Shu Wen Ng, University of North Carolina at Chapel Hill, USA
Dr Ng has been central to efforts to evaluate the impact of food taxes for almost a decade, and has most recently been working evaluating the impact of food subsidy and financial incentive programmes. In her Food Thinkers, she will take us through the options for pricing policies that increase the price of unhealthy beverages and foods (e.g., taxation, tariffs) or to decrease the price of healthier beverages and foods (e.g., subsidies, cash transfers) to improve diets. She will set out the growing global evidence around how, when and what about these policies seem to work ‘better’ in improving diets and longer-term health. Her talk will provide some examples from across the globe that show how these solutions may be possible.
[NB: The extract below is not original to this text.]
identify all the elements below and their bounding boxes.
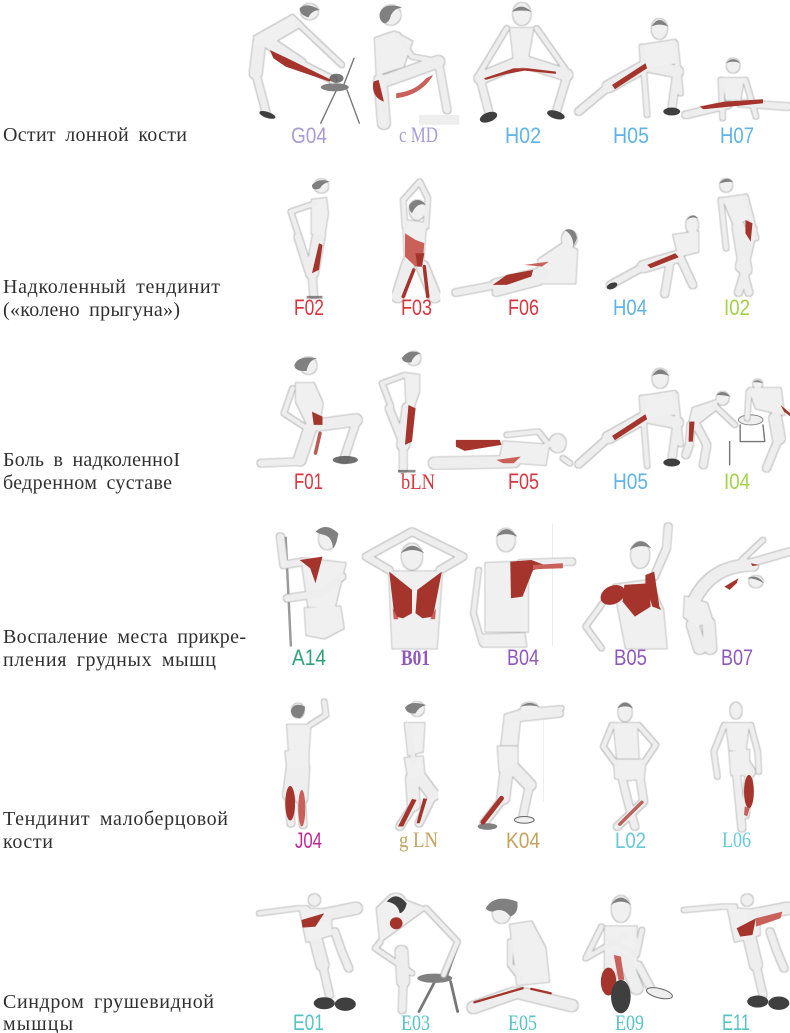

Although there are still many unknowns about the design, targeting, level, sequencing, integration, and implementation of pricing policies, there is already clear evidence that health taxes—particularly sugar drink taxes—are cost-effective. Meanwhile, the evidence on healthy incentives is starting to grow. Dr Ng will show that it is particularly critical to consider the context when designing effective pricing policies. If well-designed and implemented, she will make the case they can achieve the goals of reducing consumption of unhealthy beverages and foods, improving dietary quality, narrowing existing nutritional and health disparities, and encouraging economic and social development. Nonetheless, pricing policies alone will not succeed. Political will to prioritize well-being, protections against industry interference, and public buy-in are necessary alongside additional supportive policy measures such as marketing and labelling regulations. Jurisdictions should consider these pricing policy issues and their contexts carefully, in collaboration with community partners and researchers, to design multi-duty actions and to be prepared for future windows of opportunities to open for policy passage and implementation.
Shu Wen Ng is a health economist and Associate Professor of Nutrition at the Gillings School of Global Public Health at the University of North Carolina in the United States. Her work seeks to understand individual and household-level decisions about dietary behaviours and their health impacts, accounting for the fact that decisions are constrained by monetary, time and biological factors, and are made within a broader environmental or policy context. She uses tools/approaches from economics, epidemiology, sociology and public policy, and collaborates with a mix of disciplinary experts. She is Principal and co-Investigator on several foundation and US NIH studies that use ‘big-data’ on commercial store sales, household purchase, and nutrition label data at the barcode level (scanner data), alongside dietary intake and nutrition databases and policy databases. Analysing such data, Shu Wen has studied how policies such as taxation, subsidies, incentives, front-of-pack labels, and marketing regulations affect consumer purchases, diet, nutrition, and health outcomes across many settings, and how they can help narrow existing nutritional and health disparities. Some of her earlier model-based work contributed to the evidence behind the development of the sugar-sweetened beverage (SSB) taxes in Mexico and the UK, and she has been involved in conducting the impact evaluations of such taxes in Mexico, Berkeley and South Africa. She also co-chaired the US SSB tax evaluation advisory committee and is a member of the UK NIHR funded Soft Drinks Industry Levy evaluation study steering committee. She leads ongoing projects in the United States, South Africa, Jamaica, Barbados, Mexico, and supports projects in Brazil, Colombia, Chile, Peru and China. She also consults for the World Bank, Singapore’s Health Promotion Board and New York City’s Department of Health and Mental Hygiene.
The talk will be followed by an online Q&A session.